One time, when I was at the hospital recently, I had to get a needle done because I had all the signs of a urinary tract infection and a kidney infection – neither of which was much fun – and I was being difficult as usual. The nurse was getting really annoyed with me, and she ended up leaving. Another nicer lady came by and took over, putting some kind of topical anesthetic on me – another placebo, I’m guessing. She noticed, on my left arm, that I have a tattoo. A pretty big one. It takes up about half of my upper arm, and it’s full colour. Every time the issue of my hating needles has come up since I got the tattoo, people always have to mention it. “You won’t do this, but you had that done?” You know, that kind of patronising comment. And I always explain that it’s not the same thing. They don’t get it, though. I doubt they really listen.

My arm is still bruised from the needle I got recently. It’s the same arm I have tattooed. I can’t stand that woman. You’d think she would be more careful when working with someone who’s terrified of needles.

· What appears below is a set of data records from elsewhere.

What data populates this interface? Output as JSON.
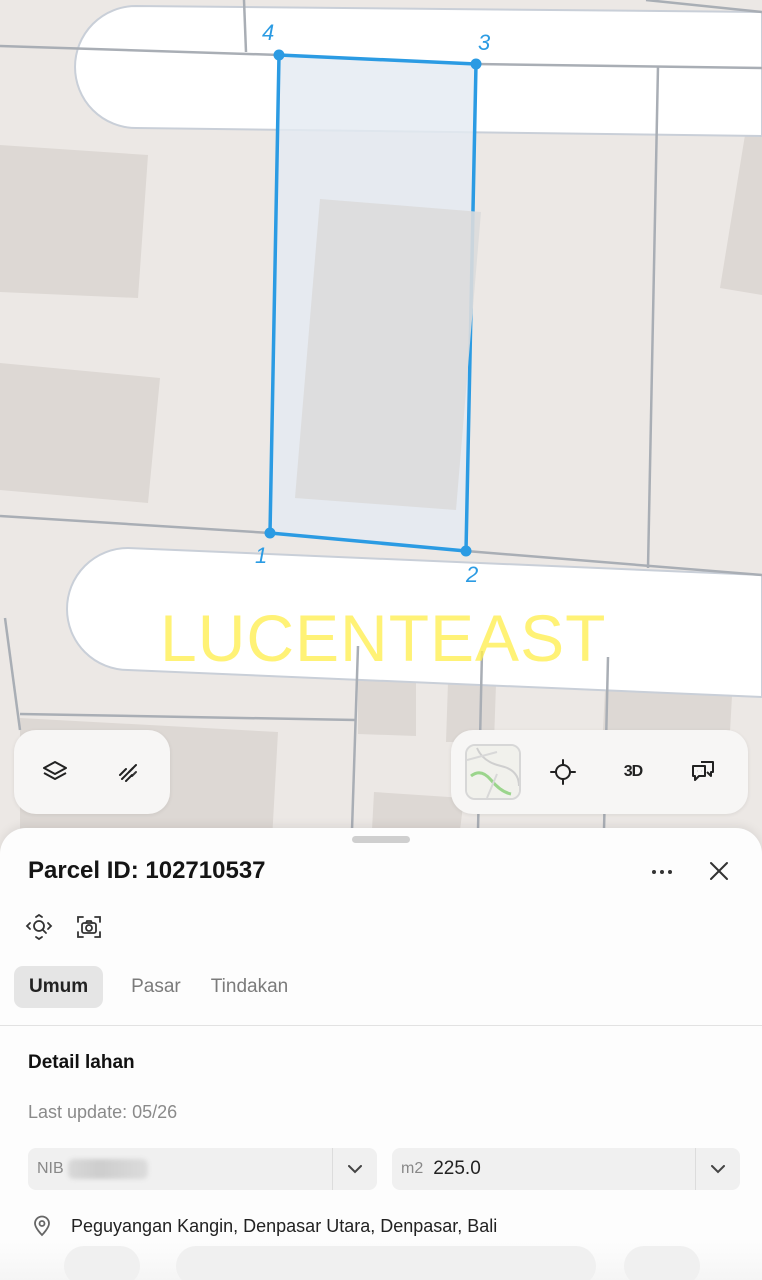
{
  "map": {
    "parcel_vertices": [
      "1",
      "2",
      "3",
      "4"
    ],
    "watermark": "LUCENTEAST",
    "colors": {
      "parcel_outline": "#2b9be3",
      "parcel_fill": "#e6ecf2",
      "road": "#ffffff",
      "ground": "#ece8e5",
      "building": "#ddd8d4",
      "boundary_line": "#a9aeb5"
    }
  },
  "controls": {
    "left": [
      {
        "icon": "layers-icon"
      },
      {
        "icon": "measure-icon"
      }
    ],
    "right": [
      {
        "icon": "basemap-thumbnail"
      },
      {
        "icon": "locate-icon"
      },
      {
        "label": "3D"
      },
      {
        "icon": "feedback-icon"
      }
    ]
  },
  "sheet": {
    "title": "Parcel ID: 102710537",
    "actions": [
      "more-icon",
      "close-icon"
    ],
    "tools": [
      "zoom-to-parcel-icon",
      "screenshot-icon"
    ],
    "tabs": [
      {
        "label": "Umum",
        "active": true
      },
      {
        "label": "Pasar",
        "active": false
      },
      {
        "label": "Tindakan",
        "active": false
      }
    ],
    "section_title": "Detail lahan",
    "last_update": "Last update: 05/26",
    "nib": {
      "prefix": "NIB",
      "value": ""
    },
    "area": {
      "prefix": "m2",
      "value": "225.0"
    },
    "address": "Peguyangan Kangin, Denpasar Utara, Denpasar, Bali"
  }
}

I’ve never had a needle actually go badly, except for that one. Whatever. She’s sorry now. Maybe she thought it was funny, stabbing someone’s muscle with a needle when she knew they were afraid, but she doesn’t anymore. She’d be afraid of needles, too, if she was still able to be. She knows how much it hurts to have them hit the wrong place. I’m telling you, if she was still working as a nurse, she’d never miss the vein ever again. She knows how much it hurts. And it doesn’t even matter where the needle is going in and which muscle you hit, it still hurts. God, I hate needles.